The letter M was also used to denote a myriad, or ten thousand; and M placed under other expressions for numbers multiplied by ten thousand; thus φκδ' denotes 5240000.

M

By a proper combination of the letters, and by the extension of the scheme of notation exhibited above, the Greeks could express any number whatever.

Though this system of notation is vastly inferior to the one now in vogue, yet the Greeks displayed great ingenuity in its use, and made considerable progress in the science of numbers. In this respect they far excelled the Romans. In fact, the system of notation adopted by the Greeks was much superior, for the purpose of calculation, to that adopted by the Romans, as it is more analogous to the present system. To ascertain how ill-adapted the Roman notation is to the purposes of calculation, let an attempt be made to multiply together, for example, the numbers MDCCLXXIV and DCCCXCVIII. No wonder the Romans thought the operation of calculating a drudgery fit only for slaves!

To obviate the difficulties in calculating resulting from their imperfect notation, the Romans resorted to calculating machines, one of which, the most common, was the abacus, or a board on which were placed calculi, or pebbles, by the various

arrangements of which the calculations were performed. The modern abacus, or numeral frame, used in primary schools to aid the mind of the young learner in comprehending the relations of numbers, may be considered the Roman abacus modified and brought to perfection by modern ingenuity.

For the system of notation now in vogue called the Arabic, which possesses so many and such decided advantages over all other systems, the Europeans are indebted to the Arabians, who in turn are indebted to the Hindoos. The characteristics of this system are the simplicity of its characters, the decimal scale, and the device of place.

In respect to the characters 0, 1, 2, 3, 4, 5, 6, 7, 8, 9, let it suffice to say they possess, in a high degree, the characteristics of simplicity and beauty.

The decimal scale was undoubtedly suggested by the primitive mode of reckoning by the ten fingers and thumbs. The following conventional principles form the basis of the decimal system:

One, or a unit of the first order, is the primary basis of all numbers.

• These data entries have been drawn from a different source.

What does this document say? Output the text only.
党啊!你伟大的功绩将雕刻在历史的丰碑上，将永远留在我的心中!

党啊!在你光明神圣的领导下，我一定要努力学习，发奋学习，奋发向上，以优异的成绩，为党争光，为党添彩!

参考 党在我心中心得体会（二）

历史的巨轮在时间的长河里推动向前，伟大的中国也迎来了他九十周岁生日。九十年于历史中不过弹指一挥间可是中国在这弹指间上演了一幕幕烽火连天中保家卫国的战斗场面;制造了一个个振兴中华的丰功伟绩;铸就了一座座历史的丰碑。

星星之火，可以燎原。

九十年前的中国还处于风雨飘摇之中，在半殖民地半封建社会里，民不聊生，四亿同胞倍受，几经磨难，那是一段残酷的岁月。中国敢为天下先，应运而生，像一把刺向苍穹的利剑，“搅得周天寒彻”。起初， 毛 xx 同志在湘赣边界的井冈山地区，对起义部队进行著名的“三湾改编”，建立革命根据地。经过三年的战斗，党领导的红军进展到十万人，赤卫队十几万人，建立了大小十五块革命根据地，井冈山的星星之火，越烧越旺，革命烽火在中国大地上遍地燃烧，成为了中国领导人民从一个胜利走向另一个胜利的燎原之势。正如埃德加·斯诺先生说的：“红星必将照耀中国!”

Ten units of the first order equal one unit of the second order; ten units of the second order equal one unit of the third order; in general, ten units of any order equal one unit of the next higher order. Numbers are thus considered. as formed into collections or groups, according to the scale of ten. Eight, twelve, or any other number might have been adopted as the scale; hence the decimal scale is to be considered, not as essential to a system of Arithmetic, but as conventional. Some have thought that a duodecimal scale and twelve characters would have afforded additional facilities for calculation, since twelve has a greater number of aliquot parts than ten. Thus, of twelve, the aliquot parts are its halves, thirds, fourths, and sixths; while of ten, the aliquot parts are its halves and its fifths. If, however, we consider how large a place in calculating, and in the various mathematical tables is occupied by decimal fractions; and if also we consider that similar fractions formed according to the duodecimal scale would not possess superior advantages, the superiority of the duodecimal. scale, if still claimed, is reduced to an inconsiderable value. The decimal scale answers every practical purpose, and mathematicians generally are satisfied with it. But the crowning excellence of the Arabic system is the device of place.